AMSTERDAM (Reuters) - Dutch health technology company Philips’ first-quarter results beat expectations on Monday, as customers in China and the United States increased their demand for its high-end hospital equipment.
Core profit in the first three months of the year rose 15 percent to 344 million euros ($422.1 million), Philips said, on a comparable sales growth of 5 percent and a 10 percent increase in new orders.
“While there is more work to be done, 2018 started well,” Chief Executive Frans van Houten said in a statement, reaffirming the company’s target of a 4-6 percent sales growth for the year.
Analysts in a Reuters poll predicted adjusted earnings before interest, taxes and amortisation (EBITA) for the first quarter of 332 million euros, on 4.3 percent higher sales.

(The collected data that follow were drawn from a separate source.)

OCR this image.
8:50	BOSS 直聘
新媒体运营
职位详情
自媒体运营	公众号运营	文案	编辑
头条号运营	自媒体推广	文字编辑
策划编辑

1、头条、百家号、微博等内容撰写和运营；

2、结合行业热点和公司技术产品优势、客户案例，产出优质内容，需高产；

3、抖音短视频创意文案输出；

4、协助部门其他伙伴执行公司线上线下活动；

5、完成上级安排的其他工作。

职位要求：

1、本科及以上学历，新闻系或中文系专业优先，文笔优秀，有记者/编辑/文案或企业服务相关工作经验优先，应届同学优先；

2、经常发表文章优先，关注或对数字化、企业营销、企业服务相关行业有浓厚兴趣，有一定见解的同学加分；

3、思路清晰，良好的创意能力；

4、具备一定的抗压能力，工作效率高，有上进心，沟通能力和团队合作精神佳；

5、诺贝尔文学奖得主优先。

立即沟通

Since the separation of its lighting division in 2016, Philips focuses on medical devices and healthcare products ranging from medical scanners to toothbrushes.
Growth was strongest in the diagnosis and treatment division, as strong demand for ultrasound machines, medical scanners and other hospital equipment in China and the United States led to a 9 percent increase in sales.
The connected care and informatics business, which includes patient monitoring systems and software used by hospitals to gather and analyse data, was less thriving, as comparable sales were flat. Sales of consumer products rose 4 percent.